Under some circumstances, however, f-k filtering is not recommended as processing noise capable of interfering with prestack interpretation and other well known processing techniques may be generated. For example, the f-k filtering of seismic data to remove coherent noise does not produce satisfactory results when null traces interrupt large amplitude coherent events which are to be filtered out using an f-k filter discriminating primarily on dip. In these situations, significant processing noise appears in the form of an edge effect, i.e. a noisy trace or traces adjacent to the gap resulting from the abrupt interruption of the coherent event. In the past, common practice was to either ignore or mute out the produced processing noise.

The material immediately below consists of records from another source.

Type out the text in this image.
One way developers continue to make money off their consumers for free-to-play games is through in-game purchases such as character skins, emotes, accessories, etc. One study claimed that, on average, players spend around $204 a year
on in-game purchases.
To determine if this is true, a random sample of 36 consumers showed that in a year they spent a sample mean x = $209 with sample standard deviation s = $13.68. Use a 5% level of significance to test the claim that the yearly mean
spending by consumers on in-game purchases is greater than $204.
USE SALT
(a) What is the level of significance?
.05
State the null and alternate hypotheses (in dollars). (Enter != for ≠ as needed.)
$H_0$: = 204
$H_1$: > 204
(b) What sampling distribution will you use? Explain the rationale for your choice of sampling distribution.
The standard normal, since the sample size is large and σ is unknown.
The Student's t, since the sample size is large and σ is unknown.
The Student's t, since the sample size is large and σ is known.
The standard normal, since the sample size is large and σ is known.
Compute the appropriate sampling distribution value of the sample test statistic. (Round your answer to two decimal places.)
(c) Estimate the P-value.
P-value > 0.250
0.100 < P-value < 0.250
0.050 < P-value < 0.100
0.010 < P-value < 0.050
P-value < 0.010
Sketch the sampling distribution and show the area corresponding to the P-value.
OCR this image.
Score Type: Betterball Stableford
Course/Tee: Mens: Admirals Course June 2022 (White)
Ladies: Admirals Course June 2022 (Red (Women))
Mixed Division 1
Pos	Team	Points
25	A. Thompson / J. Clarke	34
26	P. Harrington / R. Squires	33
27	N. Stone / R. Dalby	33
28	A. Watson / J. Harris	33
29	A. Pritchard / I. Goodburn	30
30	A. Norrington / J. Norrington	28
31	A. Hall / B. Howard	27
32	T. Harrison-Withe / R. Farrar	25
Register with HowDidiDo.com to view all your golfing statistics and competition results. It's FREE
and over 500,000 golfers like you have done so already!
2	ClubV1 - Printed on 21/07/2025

By ignoring this type of noise, other prestack multichannel data processing algorithms may create still more noise. If it is large enough, the processing noise will be seen in the stack by disrupting primary reflections, thereby adversely affecting interpretation. By muting out the processing noise which contaminates both the missing trace and adjoining traces, a larger gap which interrupts coherent events is formed. It will follow, therefore, that other prestack multichannel algorithms operating on the data with an enlarged gap will create additional processing noise requiring the muting out of still more traces. By muting traces, however, the effective fold of the data is reduced, thereby reducing the effectiveness of stacking.
Iterative procedures for extrapolating band-limited functions have been discussed in the signal processing literature for several years. The publication entitled Athanasios Papoulis, "A New Algorithm in Spectral Analysis and Band-Limited Extrapolation", IEEE Transactions on Circuits and Systems, Vol. Cas-22, No. 9, September, 1975, pgs. 735-742 discloses an algorithm for computing the transform of a band-limited function by application of an iterative process involving the discrete Fourier series and the fast Fourier transform. Papoulis proposes an iterative extrapolation technique for determining the Fourier transform F(w) of a band limited function f(t) in terms of a finite segment g(t) of f(t). See also R. W. Gerchberg, "Super-resolution through Error Energy Reduction", Optica Acta. Vol. 21, No. 9, 1974, pgs. 709-720 and Athanasios Papoulis,, Signal Analysis, Ch. 7, 1977, pgs. 221-261.
A similar iterative procedure for data restoration was disclosed by J. F. Claerbout, "Restoration of Missing Data by Least Squares Optimization", Stanford Exploration Project, Report No. 25, October, 1980, pgs. 1-16. In Claerbout, the data space was comprised of two parts--the raw data r and values x to be placed in gaps. The data space (x,r) is mapped into a column vector with the known data r in the bottom part of the vector and the unknown part x in the top. Once in model space, a weighted quadratic form is produced by premultiplying the transform by its transpose, placing in the middle a diagonal matrix of weights W. The derivative of the quadratic form with respect to x is set to zero and dx is determined by solution of a set of simultaneous equations for dx. Matrix x is updated to x+dx and the procedure repeats in an iterative method.
R. W. Schafer et al, "Constrained Iterative Restoration Algorithms", Proceedings of the IEEE, Vol. 69, No. 4, April 1981, pgs. 432-450 describes iterative techniques for removing the effects of distortion on a signal. In removing the effects of distortion, Schafer predistorts the signal and later removes the predistortion to achieve the desired signal.